Libellula fulva

Libellula fulva O. F. Müller, 1764
Bruine korenbout

Omschrijving [laatste larvale stadium, (fig. Lfulval.tif) (fig. Lfulvat.tif)]
(naar Gardner, 1977; Lucas, 1930; Ris, 1909)

Lichaam langgerekt ovaal met breed plat abdomen, behaard en met opvallende grote dorsale doornen op abdomen. Lengte 21 tot 25 mm, breedte 7 mm.

Kop: Van boven gezien vierhoekig, ogen knopvormig. Masker kort en breed, reikend tot eerste à tweede pootpaar.
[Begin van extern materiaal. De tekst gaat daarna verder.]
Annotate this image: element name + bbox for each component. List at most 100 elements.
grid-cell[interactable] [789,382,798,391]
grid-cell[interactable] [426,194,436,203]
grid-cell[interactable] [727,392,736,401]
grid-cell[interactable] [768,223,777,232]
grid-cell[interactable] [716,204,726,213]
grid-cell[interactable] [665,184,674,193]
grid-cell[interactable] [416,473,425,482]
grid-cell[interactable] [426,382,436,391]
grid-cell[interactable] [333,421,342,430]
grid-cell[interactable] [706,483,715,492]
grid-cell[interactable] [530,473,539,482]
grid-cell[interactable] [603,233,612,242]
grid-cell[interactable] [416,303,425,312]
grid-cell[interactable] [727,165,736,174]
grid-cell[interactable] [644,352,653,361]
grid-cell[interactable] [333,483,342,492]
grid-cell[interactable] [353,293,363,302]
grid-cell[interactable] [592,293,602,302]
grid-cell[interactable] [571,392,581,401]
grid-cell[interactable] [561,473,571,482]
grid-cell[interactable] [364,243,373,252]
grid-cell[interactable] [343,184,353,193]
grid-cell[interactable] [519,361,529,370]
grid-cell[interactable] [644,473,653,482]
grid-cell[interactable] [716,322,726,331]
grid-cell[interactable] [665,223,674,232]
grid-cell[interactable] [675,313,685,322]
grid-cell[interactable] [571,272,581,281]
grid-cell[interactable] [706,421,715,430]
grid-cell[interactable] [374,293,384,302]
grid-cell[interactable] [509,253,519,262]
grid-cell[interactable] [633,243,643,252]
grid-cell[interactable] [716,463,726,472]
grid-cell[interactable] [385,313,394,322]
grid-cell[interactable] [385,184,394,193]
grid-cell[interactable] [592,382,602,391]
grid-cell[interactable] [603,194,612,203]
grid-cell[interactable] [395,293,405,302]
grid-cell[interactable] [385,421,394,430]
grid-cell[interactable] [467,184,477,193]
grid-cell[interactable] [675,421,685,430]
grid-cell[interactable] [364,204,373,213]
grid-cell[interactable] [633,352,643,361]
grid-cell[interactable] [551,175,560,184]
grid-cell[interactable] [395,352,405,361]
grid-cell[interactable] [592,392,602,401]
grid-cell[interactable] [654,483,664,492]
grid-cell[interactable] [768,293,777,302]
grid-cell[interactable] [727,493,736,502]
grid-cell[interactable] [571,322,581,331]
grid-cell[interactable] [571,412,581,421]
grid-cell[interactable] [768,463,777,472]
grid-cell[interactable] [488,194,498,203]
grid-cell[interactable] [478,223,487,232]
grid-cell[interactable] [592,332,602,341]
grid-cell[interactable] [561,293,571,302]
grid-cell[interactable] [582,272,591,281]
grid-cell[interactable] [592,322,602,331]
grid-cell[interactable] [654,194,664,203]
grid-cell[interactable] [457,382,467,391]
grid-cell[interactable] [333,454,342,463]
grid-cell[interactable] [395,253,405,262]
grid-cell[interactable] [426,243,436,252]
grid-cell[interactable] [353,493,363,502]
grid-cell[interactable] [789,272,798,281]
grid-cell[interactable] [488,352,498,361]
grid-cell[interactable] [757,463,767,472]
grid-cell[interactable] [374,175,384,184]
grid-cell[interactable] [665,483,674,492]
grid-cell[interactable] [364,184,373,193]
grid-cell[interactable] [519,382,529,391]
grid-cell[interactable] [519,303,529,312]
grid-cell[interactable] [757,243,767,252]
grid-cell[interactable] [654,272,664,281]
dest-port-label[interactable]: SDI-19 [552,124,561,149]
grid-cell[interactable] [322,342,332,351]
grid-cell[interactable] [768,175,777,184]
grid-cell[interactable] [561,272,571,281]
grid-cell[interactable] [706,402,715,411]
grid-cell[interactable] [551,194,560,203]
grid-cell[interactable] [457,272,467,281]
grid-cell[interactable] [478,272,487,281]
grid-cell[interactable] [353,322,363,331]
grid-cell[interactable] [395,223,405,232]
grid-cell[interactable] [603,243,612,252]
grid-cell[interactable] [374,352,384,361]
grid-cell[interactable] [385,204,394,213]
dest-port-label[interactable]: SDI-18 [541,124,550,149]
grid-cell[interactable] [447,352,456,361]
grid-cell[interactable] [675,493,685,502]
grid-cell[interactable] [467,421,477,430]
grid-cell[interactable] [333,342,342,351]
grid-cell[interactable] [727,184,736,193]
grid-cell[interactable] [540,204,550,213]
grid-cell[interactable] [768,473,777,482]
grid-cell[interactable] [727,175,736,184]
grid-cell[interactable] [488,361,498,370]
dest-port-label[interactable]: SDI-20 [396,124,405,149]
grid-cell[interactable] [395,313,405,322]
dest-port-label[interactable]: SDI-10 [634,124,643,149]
Prementum met setae gerangschikt in zes groepen: op binnenzijde aan weerszijden drie lange setae gevolgd door twee tot vijf korte setae, in de mediaan eindigend in een veldje van circa tien korte setae [(fig. Lfulva1.tif), vangmasker; (fig. Lfulva5.tif), setae op prementum en labiale palp]. Palpen aan eindrand met acht ronde tanden, zijrand met vier lange borstelharen [(fig. Lfulva2.tif), labiale palp].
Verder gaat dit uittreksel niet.